L'étude du Economic Policy Institute de 2022 estime que parmi les entreprises américaines non financières, 53,9 % de l'augmentation des prix est due à l'augmentation des profits des entreprises. La note estime qu'entre 1979 et 2019, l'augmentation des prix ne causait que 11,4 % de l'augmentation totale des prix[10]. Alternatives économiques fait remarquer que cette politique d'augmentation des marges par les entreprises leur permet de ne pas répercuter l'augmentation du coût des intrants par une baisse des salaires[14]. Une enquête du Congrès des États-Unis estime que les marges des entreprises de transport ont augmenté de 201 %, et celles de l'industrie de la viande, 51 %[15].

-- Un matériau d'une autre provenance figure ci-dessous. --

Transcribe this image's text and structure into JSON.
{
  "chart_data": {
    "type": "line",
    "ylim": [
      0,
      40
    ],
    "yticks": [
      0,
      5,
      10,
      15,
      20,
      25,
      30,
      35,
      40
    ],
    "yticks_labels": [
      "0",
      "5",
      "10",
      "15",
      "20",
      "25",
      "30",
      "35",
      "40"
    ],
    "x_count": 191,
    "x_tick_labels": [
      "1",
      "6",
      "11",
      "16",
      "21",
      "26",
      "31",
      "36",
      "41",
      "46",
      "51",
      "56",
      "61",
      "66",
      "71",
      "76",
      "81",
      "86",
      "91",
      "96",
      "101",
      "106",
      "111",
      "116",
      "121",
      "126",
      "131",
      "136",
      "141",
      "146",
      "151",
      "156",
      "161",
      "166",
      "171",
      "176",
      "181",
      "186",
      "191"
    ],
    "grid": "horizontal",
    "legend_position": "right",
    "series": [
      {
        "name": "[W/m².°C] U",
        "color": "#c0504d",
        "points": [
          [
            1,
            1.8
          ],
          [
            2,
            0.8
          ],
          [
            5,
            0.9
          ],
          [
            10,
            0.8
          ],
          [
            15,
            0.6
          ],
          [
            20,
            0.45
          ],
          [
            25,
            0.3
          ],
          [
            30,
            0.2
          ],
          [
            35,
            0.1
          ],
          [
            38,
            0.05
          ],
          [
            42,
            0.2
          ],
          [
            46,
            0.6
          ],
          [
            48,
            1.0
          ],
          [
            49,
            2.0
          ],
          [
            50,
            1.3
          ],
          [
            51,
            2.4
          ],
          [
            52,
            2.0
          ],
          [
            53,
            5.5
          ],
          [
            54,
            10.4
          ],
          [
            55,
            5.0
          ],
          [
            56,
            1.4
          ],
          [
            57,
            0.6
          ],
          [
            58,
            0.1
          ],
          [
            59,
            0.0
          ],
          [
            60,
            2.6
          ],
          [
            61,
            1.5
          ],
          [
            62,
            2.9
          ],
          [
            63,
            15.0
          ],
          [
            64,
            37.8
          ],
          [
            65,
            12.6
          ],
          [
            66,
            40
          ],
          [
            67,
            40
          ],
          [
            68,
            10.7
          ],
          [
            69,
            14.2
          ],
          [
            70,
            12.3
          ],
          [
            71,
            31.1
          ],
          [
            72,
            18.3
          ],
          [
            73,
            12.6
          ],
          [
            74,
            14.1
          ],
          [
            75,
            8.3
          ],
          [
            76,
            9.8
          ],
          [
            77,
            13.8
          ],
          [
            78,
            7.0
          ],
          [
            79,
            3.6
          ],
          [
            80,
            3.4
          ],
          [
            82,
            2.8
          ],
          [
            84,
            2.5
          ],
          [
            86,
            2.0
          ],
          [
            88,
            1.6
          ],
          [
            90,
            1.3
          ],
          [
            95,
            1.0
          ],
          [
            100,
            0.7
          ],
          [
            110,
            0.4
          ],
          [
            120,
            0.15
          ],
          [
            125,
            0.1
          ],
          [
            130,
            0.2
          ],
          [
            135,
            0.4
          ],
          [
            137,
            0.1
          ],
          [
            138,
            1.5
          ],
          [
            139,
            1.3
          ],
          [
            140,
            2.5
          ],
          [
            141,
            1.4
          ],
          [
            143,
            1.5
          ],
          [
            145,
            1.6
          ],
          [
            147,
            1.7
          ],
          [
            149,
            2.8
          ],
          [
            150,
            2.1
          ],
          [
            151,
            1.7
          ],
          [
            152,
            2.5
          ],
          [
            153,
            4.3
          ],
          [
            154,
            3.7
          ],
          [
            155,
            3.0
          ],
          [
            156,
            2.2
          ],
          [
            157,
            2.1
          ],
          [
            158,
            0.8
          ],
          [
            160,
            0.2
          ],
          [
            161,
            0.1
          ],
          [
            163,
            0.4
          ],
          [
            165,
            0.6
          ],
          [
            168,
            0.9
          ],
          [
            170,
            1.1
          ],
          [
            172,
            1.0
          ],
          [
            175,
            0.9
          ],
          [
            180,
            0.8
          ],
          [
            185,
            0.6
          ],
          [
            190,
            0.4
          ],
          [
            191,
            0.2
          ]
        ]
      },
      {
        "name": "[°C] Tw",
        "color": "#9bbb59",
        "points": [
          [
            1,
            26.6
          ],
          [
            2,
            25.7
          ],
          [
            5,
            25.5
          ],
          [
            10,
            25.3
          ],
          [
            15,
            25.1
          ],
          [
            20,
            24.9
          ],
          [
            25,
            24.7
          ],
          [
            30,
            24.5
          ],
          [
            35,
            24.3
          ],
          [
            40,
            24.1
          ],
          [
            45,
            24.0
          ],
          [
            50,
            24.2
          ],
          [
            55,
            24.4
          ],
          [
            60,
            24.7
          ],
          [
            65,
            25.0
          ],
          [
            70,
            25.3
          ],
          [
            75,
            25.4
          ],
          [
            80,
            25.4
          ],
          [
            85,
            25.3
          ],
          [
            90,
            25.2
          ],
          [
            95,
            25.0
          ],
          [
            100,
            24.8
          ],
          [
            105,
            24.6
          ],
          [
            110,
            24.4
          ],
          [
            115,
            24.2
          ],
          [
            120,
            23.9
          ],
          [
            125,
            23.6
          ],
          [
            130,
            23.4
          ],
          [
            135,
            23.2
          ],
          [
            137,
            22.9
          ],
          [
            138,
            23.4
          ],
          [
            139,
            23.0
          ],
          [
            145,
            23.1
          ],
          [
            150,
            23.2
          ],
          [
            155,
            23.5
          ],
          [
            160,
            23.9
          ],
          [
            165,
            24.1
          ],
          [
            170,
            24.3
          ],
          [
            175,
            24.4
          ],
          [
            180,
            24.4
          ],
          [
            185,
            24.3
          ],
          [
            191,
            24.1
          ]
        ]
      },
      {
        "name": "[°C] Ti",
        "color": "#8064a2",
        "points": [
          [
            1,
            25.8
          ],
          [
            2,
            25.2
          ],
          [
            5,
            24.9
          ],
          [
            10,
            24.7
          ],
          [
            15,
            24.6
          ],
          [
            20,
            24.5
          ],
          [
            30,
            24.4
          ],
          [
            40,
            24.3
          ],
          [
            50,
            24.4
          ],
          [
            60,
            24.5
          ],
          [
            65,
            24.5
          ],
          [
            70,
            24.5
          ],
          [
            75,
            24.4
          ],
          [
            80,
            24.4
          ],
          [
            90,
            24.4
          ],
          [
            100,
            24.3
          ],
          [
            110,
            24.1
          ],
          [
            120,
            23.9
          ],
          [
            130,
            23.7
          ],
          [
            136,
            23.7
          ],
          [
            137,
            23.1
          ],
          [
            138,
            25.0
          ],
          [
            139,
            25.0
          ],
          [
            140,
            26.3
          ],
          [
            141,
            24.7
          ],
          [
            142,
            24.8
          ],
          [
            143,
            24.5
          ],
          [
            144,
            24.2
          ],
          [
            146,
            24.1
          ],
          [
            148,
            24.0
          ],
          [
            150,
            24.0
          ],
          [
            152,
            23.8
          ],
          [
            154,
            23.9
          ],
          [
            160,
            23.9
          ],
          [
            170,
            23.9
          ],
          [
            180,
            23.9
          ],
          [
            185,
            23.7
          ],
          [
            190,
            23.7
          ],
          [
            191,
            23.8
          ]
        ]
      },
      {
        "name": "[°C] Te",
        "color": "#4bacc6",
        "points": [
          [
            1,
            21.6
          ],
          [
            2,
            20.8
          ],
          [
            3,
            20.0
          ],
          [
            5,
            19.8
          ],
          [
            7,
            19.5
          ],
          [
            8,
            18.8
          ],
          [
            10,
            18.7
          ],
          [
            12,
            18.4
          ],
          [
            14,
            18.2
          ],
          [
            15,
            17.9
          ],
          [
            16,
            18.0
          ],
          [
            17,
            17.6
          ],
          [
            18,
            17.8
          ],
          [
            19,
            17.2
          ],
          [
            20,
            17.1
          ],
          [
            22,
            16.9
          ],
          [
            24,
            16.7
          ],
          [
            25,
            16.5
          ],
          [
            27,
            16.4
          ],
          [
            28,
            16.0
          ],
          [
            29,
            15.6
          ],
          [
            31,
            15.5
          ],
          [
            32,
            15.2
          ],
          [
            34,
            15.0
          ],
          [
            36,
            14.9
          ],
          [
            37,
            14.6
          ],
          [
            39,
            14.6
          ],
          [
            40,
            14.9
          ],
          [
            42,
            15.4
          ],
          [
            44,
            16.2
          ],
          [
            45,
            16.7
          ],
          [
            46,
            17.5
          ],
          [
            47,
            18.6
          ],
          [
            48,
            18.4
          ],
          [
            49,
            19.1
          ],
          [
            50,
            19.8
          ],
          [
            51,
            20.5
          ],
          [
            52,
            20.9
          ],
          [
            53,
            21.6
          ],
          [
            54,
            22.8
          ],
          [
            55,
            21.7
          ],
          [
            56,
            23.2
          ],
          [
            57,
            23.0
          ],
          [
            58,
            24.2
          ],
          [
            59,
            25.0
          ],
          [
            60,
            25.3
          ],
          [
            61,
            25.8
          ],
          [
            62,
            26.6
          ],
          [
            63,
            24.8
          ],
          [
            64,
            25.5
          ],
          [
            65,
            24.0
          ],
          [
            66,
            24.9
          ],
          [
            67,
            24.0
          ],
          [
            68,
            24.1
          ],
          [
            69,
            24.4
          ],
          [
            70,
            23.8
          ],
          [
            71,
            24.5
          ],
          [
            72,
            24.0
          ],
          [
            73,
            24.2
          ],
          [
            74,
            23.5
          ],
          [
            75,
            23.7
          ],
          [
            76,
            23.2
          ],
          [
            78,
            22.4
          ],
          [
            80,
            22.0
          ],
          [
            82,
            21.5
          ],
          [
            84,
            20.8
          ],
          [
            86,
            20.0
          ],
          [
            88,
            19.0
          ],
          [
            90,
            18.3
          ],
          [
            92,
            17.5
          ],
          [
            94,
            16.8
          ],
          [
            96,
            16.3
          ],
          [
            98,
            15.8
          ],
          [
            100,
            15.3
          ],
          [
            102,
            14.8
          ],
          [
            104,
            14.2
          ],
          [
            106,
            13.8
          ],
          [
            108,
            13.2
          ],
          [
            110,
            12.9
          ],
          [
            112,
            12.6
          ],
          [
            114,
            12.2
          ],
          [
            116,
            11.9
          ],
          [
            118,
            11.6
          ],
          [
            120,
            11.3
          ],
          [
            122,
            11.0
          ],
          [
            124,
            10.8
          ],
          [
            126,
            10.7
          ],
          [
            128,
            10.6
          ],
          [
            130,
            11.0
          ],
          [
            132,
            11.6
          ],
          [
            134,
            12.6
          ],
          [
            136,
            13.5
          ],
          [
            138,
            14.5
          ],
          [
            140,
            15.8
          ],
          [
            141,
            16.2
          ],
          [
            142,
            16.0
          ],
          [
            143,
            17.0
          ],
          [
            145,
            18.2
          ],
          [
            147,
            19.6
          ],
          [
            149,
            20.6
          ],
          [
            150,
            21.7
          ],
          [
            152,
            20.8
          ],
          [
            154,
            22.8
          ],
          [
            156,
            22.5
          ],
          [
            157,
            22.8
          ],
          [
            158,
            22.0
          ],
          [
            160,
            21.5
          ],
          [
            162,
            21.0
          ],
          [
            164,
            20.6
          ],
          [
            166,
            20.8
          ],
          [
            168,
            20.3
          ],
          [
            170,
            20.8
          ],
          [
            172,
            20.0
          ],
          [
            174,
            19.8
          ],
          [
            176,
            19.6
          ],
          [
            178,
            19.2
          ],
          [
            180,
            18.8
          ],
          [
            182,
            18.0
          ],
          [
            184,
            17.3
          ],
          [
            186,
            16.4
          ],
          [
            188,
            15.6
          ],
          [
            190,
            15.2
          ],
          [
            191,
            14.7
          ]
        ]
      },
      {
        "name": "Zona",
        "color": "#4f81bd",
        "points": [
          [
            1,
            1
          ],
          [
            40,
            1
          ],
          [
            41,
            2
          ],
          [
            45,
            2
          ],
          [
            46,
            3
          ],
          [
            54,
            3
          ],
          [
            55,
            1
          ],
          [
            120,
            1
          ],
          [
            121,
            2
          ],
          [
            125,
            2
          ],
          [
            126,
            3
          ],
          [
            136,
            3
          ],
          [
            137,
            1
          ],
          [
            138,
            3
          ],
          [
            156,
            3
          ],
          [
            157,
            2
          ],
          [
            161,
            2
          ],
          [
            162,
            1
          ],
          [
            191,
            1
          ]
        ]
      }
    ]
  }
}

En France, Alternatives économiques remarque que ce mécanisme ne semble pas avoir joué, dans la mesure où le taux de marge des entreprises, après avoir augmenté en 2021 sous l'effet des aides et subventions publiques, s'est replié en 2022. Il est en passé de 36,3 % au T1 2021 à 31,6 % au TA 2022[16].

Réduction de la production agricole[modifier | modifier le code]

Un rapport de l'Inspection générale des finances publié en novembre 2022 montre que, dans le domaine de l'agroalimentaire, l'inflation « s’explique essentiellement par celle des prix des matières premières agricoles », et que « pour la moitié des produits, la grande distribution diminue sa marge brute ». Elle conclut que « pour plus des deux tiers des produits, les analyses menées montrent que l’augmentation des coûts de production de l’industrie agroalimentaire est significativement supérieure à l’évolution de sa marge brute »[17].

Politiques budgétaires expansionnistes[modifier | modifier le code]

Les politiques budgétaires expansionnistes stimulent théoriquement l'inflation dans la mesure où l'augmentation des dépenses publiques provoque une augmentation de la demande ; le canal de l'emploi joue aussi, car un taux de chômage en décroissance stimule les dépenses des ménages[3]. Ainsi, en 2021, Olivier Blanchard[18], puis Lawrence Summers[19], mettent en garde le gouvernement fédéral américain contre le American Rescue Plan Act, qui pèse 1,9 trillions de dollars, en ce que la baisse du chômage subséquente pourrait stimuler l'inflation[3].

Une étude publiée en mai 2021 par Gita Gopinath et des collègues estime que les plans de relance étasuniens auront pour conséquence une augmentation de l'inflation d'ici 2023 par le canal de l'emploi : une chute du chômage à un niveau faible (entre 1,5 % et 3,5 %) devrait aboutir à un taux d'inflation entre 2,5 % et 3 % en 2023[3].

Augmentation des salaires[modifier | modifier le code]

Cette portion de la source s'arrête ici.